We have some performance issues on certain tasks. Overall browsing and navigation on the platform seems a-ok but you try and, for instance, perform a course backup or restore and you can see yourself waiting for 1+ minute for a 30Mb backup.
Since moodledata is stored on EFS, we thought having the temp folder on that FS was to blame but after testing on a frontend, setting the temp folder on the same machine's disk and seeing exactly the same times, we thought otherwise.
We tested the backup tasks running the script from console but when doing it from the Web UI, you can see the process bar filling up when usually (when the platform as not clustered) the process was seamless and instantaneous.

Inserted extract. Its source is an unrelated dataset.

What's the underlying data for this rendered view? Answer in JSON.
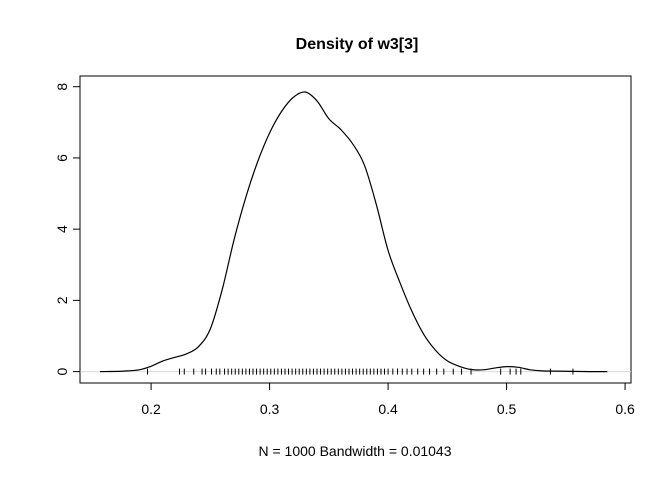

There's something weird going on when accessign files and it does not seem to have anything to do with EFS: Throughput stats, traffic volume and all metrics seem to be OK, no cap reached.
Another clue we see, not related to course backup/restorations are huge wait times when pluginfile.php is invoked. Those requests take from nanoseconds to 5-7 minutes sometimes! - I understand this is used for a wide variety of cases and that's why the time differences, but we have no clue on how to trace this.
The other performance issue we see is when looking up users on the chat module (upper right bubble icon) - sometimes it would take ages to search the user and even end up in 503 errors. I guess this should have nothing to do with the file performance issues, or does it?
Any help to troubleshoot or ideas to try are welcome.